When he got back to the palace, dusty and sweaty, King Jory strolled into the royal chambers to find Queen Lissola having a serious conversation with Luden. When Queen Lissola saw King Jory, he could tell by the guilty expression on her face that he had caught her doing something she hadn’t wanted him to know about.
“What’s going on?” asked King Jory.
“Why are you back already?” asked Queen Lissola, rising from her chair.
“I killed all the boars in the forest,” said King Jory. “What are you and Luden talking about?”
Queen Lissola said nothing.
“Luden,” said King Jory. “Tell me the truth. You cannot lie to your king. What were you talking about with the Queen?”
“The Queen asked me to interpret a dream for her, your Highness.” Luden’s beard was growing back patchy and ugly.
“And is this the first time you’ve interpreted a dream for her since I officially took over your dream interpretation duties?”
“No, your highness.”
King Jory put his hands on his hips and looked up at the ceiling. Then he looked at Queen Lissola. She did not look ashamed.
“Well, guess what,” said King Jory. “You just earned yourself a banishment, Luden. A permanent banishment. Never set foot in my kingdom again or I’ll send you to the headsman. Now go.” He pointed at the door. Luden didn’t look too broken up about his banishment as he left the royal chambers. Maybe he already had some good leads on a gig in another kingdom. Well, more power to him. The important thing was to keep him away from the Queen, who was seething.
“How could you do this to me?” asked Queen Lissola.
“I’m the only dream interpreter now,” said King Jory. “So you might as well tell me your dream. Or did you forget it?”
“I didn’t forget it,” said Queen Lissola. “But I will never tell it to you.”
That night, King Jory awoke in bed with a jerk. His body was covered in cold sweat. The room was as dark as a dungeon.
“Lissola,” he said, reaching over to shake his wife by the arm. “Lissola, wake up.”
His wife’s voice, groggy and faint, came out of the darkness. “I’m awake. What’s wrong?”
“I had a dream,” said King Jory. “I had a dream and I remember every detail.”
Queen Lissola said nothing but King Jory could tell she was listening.
“I dreamt I was here in bed. I was alone, I don’t know where you were. And then a figure appeared at the foot of the bed. The figure was glowing a brilliant white and was as tall as the ceiling. But somehow, even though the figure glowed so brightly, it didn’t illuminate the room. ‘What do you want?’ I asked. And the figure, in a voice that shook the bed, said, ‘Stop interpreting dreams.’ And I said, ‘But I’m good at it. I’m helping people.’ And the figure said, ‘You’re not good at it. You’re not helping people. Your interpretations are all wrong. You don’t have any idea what you’re doing. In many cases, you’re actually hurting people. So cut it out.”

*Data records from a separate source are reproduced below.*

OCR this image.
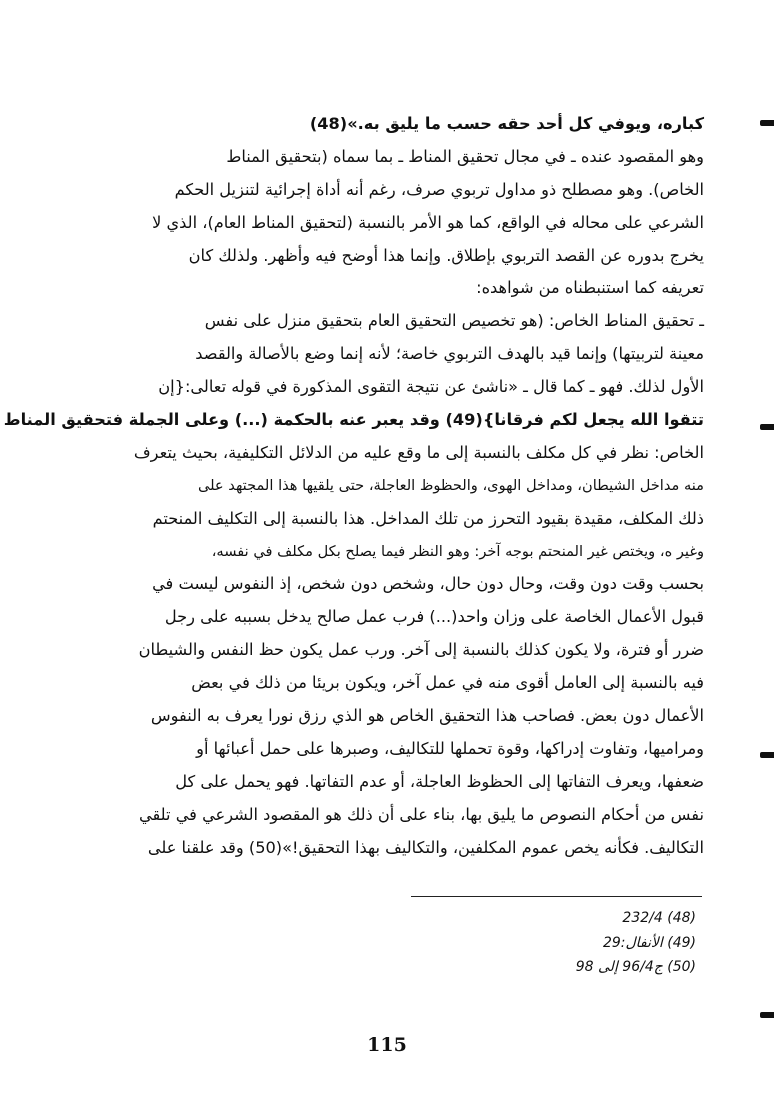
كباره، ويوفي كل أحد حقه حسب ما يليق به.»(48)
وهو المقصود عنده ـ في مجال تحقيق المناط ـ بما سماه (بتحقيق المناط
الخاص). وهو مصطلح ذو مداول تربوي صرف، رغم أنه أداة إجرائية لتنزيل الحكم
الشرعي على محاله في الواقع، كما هو الأمر بالنسبة (لتحقيق المناط العام)، الذي لا
يخرج بدوره عن القصد التربوي بإطلاق. وإنما هذا أوضح فيه وأظهر. ولذلك كان
تعريفه كما استنبطناه من شواهده:
ـ تحقيق المناط الخاص: (هو تخصيص التحقيق العام بتحقيق منزل على نفس
معينة لتربيتها) وإنما قيد بالهدف التربوي خاصة؛ لأنه إنما وضع بالأصالة والقصد
الأول لذلك. فهو ـ كما قال ـ «ناشئ عن نتيجة التقوى المذكورة في قوله تعالى:{إن
تتقوا الله يجعل لكم فرقانا}(49) وقد يعبر عنه بالحكمة (...) وعلى الجملة فتحقيق المناط
الخاص: نظر في كل مكلف بالنسبة إلى ما وقع عليه من الدلائل التكليفية، بحيث يتعرف
منه مداخل الشيطان، ومداخل الهوى، والحظوظ العاجلة، حتى يلقيها هذا المجتهد على
ذلك المكلف، مقيدة بقيود التحرز من تلك المداخل. هذا بالنسبة إلى التكليف المنحتم
وغير ه، ويختص غير المنحتم بوجه آخر: وهو النظر فيما يصلح بكل مكلف في نفسه،
بحسب وقت دون وقت، وحال دون حال، وشخص دون شخص، إذ النفوس ليست في
قبول الأعمال الخاصة على وزان واحد(...) فرب عمل صالح يدخل بسببه على رجل
ضرر أو فترة، ولا يكون كذلك بالنسبة إلى آخر. ورب عمل يكون حظ النفس والشيطان
فيه بالنسبة إلى العامل أقوى منه في عمل آخر، ويكون بريئا من ذلك في بعض
الأعمال دون بعض. فصاحب هذا التحقيق الخاص هو الذي رزق نورا يعرف به النفوس
ومراميها، وتفاوت إدراكها، وقوة تحملها للتكاليف، وصبرها على حمل أعبائها أو
ضعفها، ويعرف التفاتها إلى الحظوظ العاجلة، أو عدم التفاتها. فهو يحمل على كل
نفس من أحكام النصوص ما يليق بها، بناء على أن ذلك هو المقصود الشرعي في تلقي
التكاليف. فكأنه يخص عموم المكلفين، والتكاليف بهذا التحقيق!»(50) وقد علقنا على
(48) 232/4
(49) الأنفال:29
(50) ج96/4 إلى 98
115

King Jory paused. He could hear Queen Lissola breathing.
“And then what happened?” asked Queen Lissola.
“I woke up,” said King Jory. “I woke up and then I woke you up.”
“So now what?” asked Queen Lissola.
“I need to speak to Luden,” said King Jory. “I need to speak to the seer right away.”
“You banished him,” said Queen Lissola. “Remember? He’s long gone.”
King Jory groaned, struck by the enormity of his own shortsighted foolishness. “Now I’ll never know,” he said.
“You’ll never know what?” asked Queen Lissola.
“What my dream means,” said King Jory. “Oh, what could it mean?”
There was no answer. Luden was gone forever, Queen Lissola was rigid and silent, and even with his eyes wide open, all King Jory could see was the black blank of night all around. There would be no answer.